Targeted Interleukin-9 delivery in pulmonary hypertension: Comparison of immunocytokine formats and effector cell study.

Abstract

Pulmonary hypertension (PH) is accompanied by pulmonary vascular remodelling. By targeted delivery of Interleukin-9 (IL9) via the immunocytokine F8IL9, beneficial effects could be demonstrated in a mouse model of PH. This study aimed to compare two immunocytokine formats (single-chain Fv and full IgG) and to identify potential target cells of IL9. The Monocrotaline mouse model of PH (PH, n= 12) was chosen to evaluate the treatment effects of F8IL9F8 (n= 12) and F8IgGIL9 (n= 6) compared with sham-induced animals (control, n= 10), the dual endothelin receptor antagonist Macitentan (MAC, n= 12) or IL9-based immunocytokines with irrelevant antigen specificity (KSFIL9KSF, n= 12; KSFIgGIL9 n= 6). Besides comparative validation of treatment effects, the study was focused on the detection and quantification of mast cells (MCs) and regulatory T cells (Tregs). There was a significantly elevated systolic right ventricular pressure (104± 36 vs. 45± 17 mmHg) and an impairment of right ventricular echocardiographic parameters (RVbasal: 2.52± 0.25 vs. 1.94± 0.13 mm) in untreated PH compared with controls (p< 0.05). Only the groups treated with F8IL9, irrespective of the format, showed consistent beneficial effects (p< 0.05).

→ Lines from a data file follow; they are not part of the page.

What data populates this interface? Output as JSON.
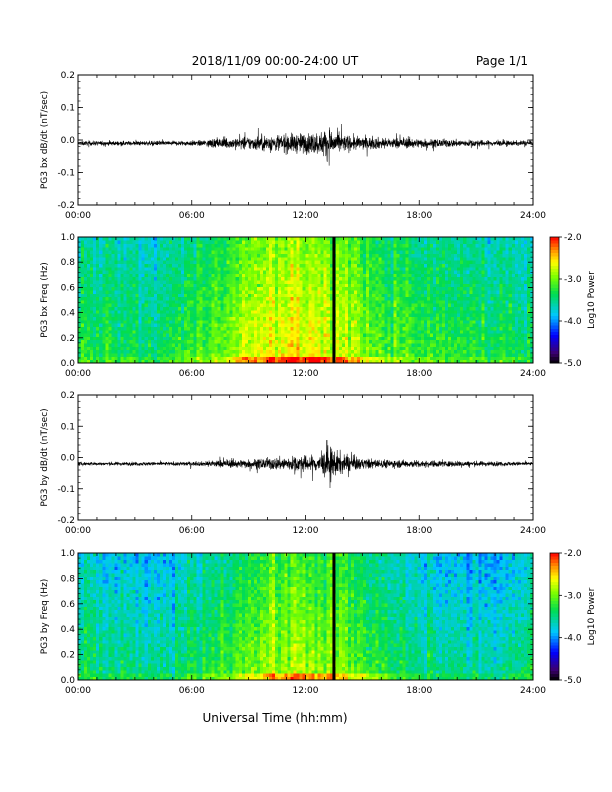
{
  "header": {
    "title": "2018/11/09  00:00-24:00 UT",
    "page": "Page 1/1"
  },
  "footer": {
    "xlabel": "Universal Time (hh:mm)"
  },
  "colors": {
    "trace": "#000000",
    "marker_line": "#000000"
  },
  "chart_data": [
    {
      "type": "line",
      "name": "bx-derivative",
      "ylabel": "PG3 bx dB/dt (nT/sec)",
      "xlim": [
        0,
        24
      ],
      "ylim": [
        -0.2,
        0.2
      ],
      "x_tick_labels": [
        "00:00",
        "06:00",
        "12:00",
        "18:00",
        "24:00"
      ],
      "y_tick_labels": [
        "-0.2",
        "-0.1",
        "0.0",
        "0.1",
        "0.2"
      ],
      "baseline": -0.01,
      "envelope": {
        "hours": [
          0,
          4,
          6.5,
          7,
          8,
          9,
          10,
          11,
          12,
          12.8,
          13.2,
          13.6,
          14,
          14.5,
          15,
          16,
          17,
          18,
          20,
          22,
          24
        ],
        "amplitude": [
          0.012,
          0.012,
          0.015,
          0.025,
          0.03,
          0.035,
          0.045,
          0.05,
          0.055,
          0.06,
          0.09,
          0.06,
          0.045,
          0.04,
          0.035,
          0.03,
          0.028,
          0.025,
          0.02,
          0.015,
          0.012
        ]
      }
    },
    {
      "type": "heatmap",
      "name": "bx-spectrogram",
      "ylabel": "PG3 bx Freq (Hz)",
      "xlim": [
        0,
        24
      ],
      "ylim": [
        0,
        1
      ],
      "x_tick_labels": [
        "00:00",
        "06:00",
        "12:00",
        "18:00",
        "24:00"
      ],
      "y_tick_labels": [
        "0.0",
        "0.2",
        "0.4",
        "0.6",
        "0.8",
        "1.0"
      ],
      "colorbar": {
        "label": "Log10 Power",
        "range": [
          -5,
          -2
        ],
        "tick_labels": [
          "-2.0",
          "-3.0",
          "-4.0",
          "-5.0"
        ]
      },
      "marker_hour": 13.5,
      "power_profile": {
        "hours": [
          0,
          2,
          4,
          6,
          8,
          10,
          11,
          12,
          13,
          14,
          15,
          16,
          18,
          20,
          22,
          24
        ],
        "log10_power": [
          -3.4,
          -3.4,
          -3.5,
          -3.3,
          -2.95,
          -2.75,
          -2.7,
          -2.7,
          -2.75,
          -2.85,
          -3.0,
          -3.15,
          -3.3,
          -3.35,
          -3.4,
          -3.45
        ]
      }
    },
    {
      "type": "line",
      "name": "by-derivative",
      "ylabel": "PG3 by dB/dt (nT/sec)",
      "xlim": [
        0,
        24
      ],
      "ylim": [
        -0.2,
        0.2
      ],
      "x_tick_labels": [
        "00:00",
        "06:00",
        "12:00",
        "18:00",
        "24:00"
      ],
      "y_tick_labels": [
        "-0.2",
        "-0.1",
        "0.0",
        "0.1",
        "0.2"
      ],
      "baseline": -0.02,
      "envelope": {
        "hours": [
          0,
          4,
          6.5,
          7,
          8,
          9,
          10,
          11,
          12,
          12.8,
          13.2,
          13.6,
          14,
          14.5,
          15,
          16,
          17,
          18,
          20,
          22,
          24
        ],
        "amplitude": [
          0.01,
          0.01,
          0.012,
          0.02,
          0.022,
          0.025,
          0.032,
          0.04,
          0.045,
          0.05,
          0.1,
          0.075,
          0.05,
          0.04,
          0.03,
          0.025,
          0.022,
          0.02,
          0.016,
          0.013,
          0.01
        ]
      }
    },
    {
      "type": "heatmap",
      "name": "by-spectrogram",
      "ylabel": "PG3 by Freq (Hz)",
      "xlim": [
        0,
        24
      ],
      "ylim": [
        0,
        1
      ],
      "x_tick_labels": [
        "00:00",
        "06:00",
        "12:00",
        "18:00",
        "24:00"
      ],
      "y_tick_labels": [
        "0.0",
        "0.2",
        "0.4",
        "0.6",
        "0.8",
        "1.0"
      ],
      "colorbar": {
        "label": "Log10 Power",
        "range": [
          -5,
          -2
        ],
        "tick_labels": [
          "-2.0",
          "-3.0",
          "-4.0",
          "-5.0"
        ]
      },
      "marker_hour": 13.5,
      "power_profile": {
        "hours": [
          0,
          2,
          4,
          6,
          8,
          10,
          11,
          12,
          13,
          14,
          15,
          16,
          18,
          20,
          22,
          24
        ],
        "log10_power": [
          -3.5,
          -3.6,
          -3.7,
          -3.45,
          -3.2,
          -3.0,
          -2.95,
          -2.95,
          -3.0,
          -3.1,
          -3.25,
          -3.4,
          -3.55,
          -3.65,
          -3.7,
          -3.55
        ]
      }
    }
  ]
}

Moreover, F8IL9F8 but not F8IgGIL9 treatment significantly reduced lung tissue damage compared with untreated PH mice (p< 0.05). There was a significant increase in Tregs in F8IL9-treated compared with control animals, the untreated PH and the MAC group (p< 0.05). Beneficial treatment effects of targeted IL9 delivery in a preclinical model of PH could be convincingly validated. IL9-mediated recruitment of Tregs into lung tissue might play a crucial role in the induction of anti-inflammatory and anti-proliferative mechanisms potentially contributing to a novel disease-modifying concept.